Tuning the Platform, an Alternative Method to Optimize Application Performance. Typically application developers apply various optimizations to their code in order to try to attain the maximum performance possible on the target platform. We propose that application developers can alternatively tune the platform to the operational intensity of the developed application in order to achieve optimum compute performance and/or power-saving. One way to do this is for application developers to statically determine the appropriate frequency scaling for their applications and then set the CPU/GPU to this frequency at runtime. Our analysis suggests that application developers can tune the Jetson Platforms to the applications’ requirements to achieve net gains in application performance and/or energy efficiency without the need to modify the application itself.

Full System Power. In addition to the other benefits provided by the shared memory architecture on the Jetson platform, we find that the emphasis on low full system power has important implications. The platform was designed for embedded applications, thus, emphasis was placed on optimizing its idle power as well as the power consumed by supporting components. At idle, we find that both platforms consume less than 3W. This is negligible when compared to traditional machines that host a CPU and/or a GPU. As a result, under load, close to all of the power consumed goes to the active components (CPU, GPU and DRAM), and makes the full system’s power efficiency much better compared to other platforms.

6.2 Implications for Device Manufacturers

Simplify Application Development. In order to increase the adoption of heterogeneous compute platforms, device manufacturers should focus on simplifying the application development process as well as the tools available to developers. The promise of such platforms is higher performance and better energy efficiency but, in our experience, this potential is not currently attainable without significant effort by application developers.

This is currently a major drawback of the NVIDIA Jetson platform. In order to provide implementations optimized for the CPU and the GPU, application developers need to rewrite their applications specifically for each processor. For the CPU, almost any general purpose programming language can be utilized but typically a low-level programming language such as C or Assembly is used to extract the maximum performance possible. While for the GPU, CUDA must be used in order to make full use of the features and libraries provided by NVIDIA. There is little reuse of application code between optimized CPU and GPU implementations with this development approach. The significant development effort and costs involved represent a high barrier to entry.

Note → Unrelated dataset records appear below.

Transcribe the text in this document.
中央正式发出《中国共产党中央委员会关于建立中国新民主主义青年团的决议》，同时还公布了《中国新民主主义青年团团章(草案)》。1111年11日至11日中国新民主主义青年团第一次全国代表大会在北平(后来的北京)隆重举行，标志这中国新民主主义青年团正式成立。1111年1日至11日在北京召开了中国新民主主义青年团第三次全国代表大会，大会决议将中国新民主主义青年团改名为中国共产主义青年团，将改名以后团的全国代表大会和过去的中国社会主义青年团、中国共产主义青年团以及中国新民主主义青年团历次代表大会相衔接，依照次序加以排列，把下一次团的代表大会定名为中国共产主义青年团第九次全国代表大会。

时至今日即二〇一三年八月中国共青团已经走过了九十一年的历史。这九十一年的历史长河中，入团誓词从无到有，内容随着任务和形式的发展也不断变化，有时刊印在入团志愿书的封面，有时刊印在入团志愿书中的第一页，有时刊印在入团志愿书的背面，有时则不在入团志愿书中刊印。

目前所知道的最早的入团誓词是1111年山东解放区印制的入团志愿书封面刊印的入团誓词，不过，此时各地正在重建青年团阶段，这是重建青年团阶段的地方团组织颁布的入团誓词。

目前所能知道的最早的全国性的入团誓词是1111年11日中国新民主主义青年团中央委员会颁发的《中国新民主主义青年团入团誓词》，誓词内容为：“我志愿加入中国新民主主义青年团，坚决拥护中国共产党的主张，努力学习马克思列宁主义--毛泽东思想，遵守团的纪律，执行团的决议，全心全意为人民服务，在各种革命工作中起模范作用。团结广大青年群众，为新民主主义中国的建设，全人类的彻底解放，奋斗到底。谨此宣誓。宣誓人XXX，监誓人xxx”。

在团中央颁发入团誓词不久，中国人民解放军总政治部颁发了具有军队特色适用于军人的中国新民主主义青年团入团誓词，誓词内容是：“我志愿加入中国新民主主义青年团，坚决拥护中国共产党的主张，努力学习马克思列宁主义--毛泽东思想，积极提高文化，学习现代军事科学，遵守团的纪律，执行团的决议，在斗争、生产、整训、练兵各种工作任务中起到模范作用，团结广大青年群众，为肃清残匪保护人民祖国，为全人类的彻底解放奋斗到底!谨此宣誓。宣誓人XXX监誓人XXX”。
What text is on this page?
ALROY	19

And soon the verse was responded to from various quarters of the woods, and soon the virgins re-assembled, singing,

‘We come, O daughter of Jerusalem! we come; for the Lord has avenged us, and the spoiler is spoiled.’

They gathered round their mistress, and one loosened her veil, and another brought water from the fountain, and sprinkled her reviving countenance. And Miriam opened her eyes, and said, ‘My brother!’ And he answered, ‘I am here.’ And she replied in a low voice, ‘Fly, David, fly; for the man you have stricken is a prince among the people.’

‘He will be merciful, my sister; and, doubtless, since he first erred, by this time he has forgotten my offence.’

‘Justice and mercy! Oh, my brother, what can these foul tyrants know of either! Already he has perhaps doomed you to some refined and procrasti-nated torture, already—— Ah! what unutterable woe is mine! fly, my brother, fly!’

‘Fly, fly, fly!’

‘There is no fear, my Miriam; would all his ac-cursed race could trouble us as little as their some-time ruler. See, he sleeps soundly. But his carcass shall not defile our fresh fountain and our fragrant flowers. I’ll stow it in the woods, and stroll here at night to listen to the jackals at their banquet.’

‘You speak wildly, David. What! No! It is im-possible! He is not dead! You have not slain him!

Better Dynamic Frequency Scaling. In theory, manufacturers could potentially instrument the hardware to dynamically estimate the running application’s arithmetic intensity. Based on the computed intensity, the device can apply dynamic frequency scaling to reduce the consumed power even under 100% utilization. A good guess for the frequency that would work best can be based on trying to match the hardware balance point with the application’s intensity. Following such an approach could potentially lead to reduced power consumption as well as increased performance per watt without any changes to the running applications.

Memory Bandwidth at Lower Frequencies. Based on our findings, the memory bandwidth becomes a performance bottleneck at lower operating frequencies. Device manufacturers can try to avoid this bottleneck by designing the hardware to support the full memory bandwidth even at the lowest frequencies. This would allow a wider range of achievable balance points and, in turn, lead to larger power-savings for applications with low computational intensity.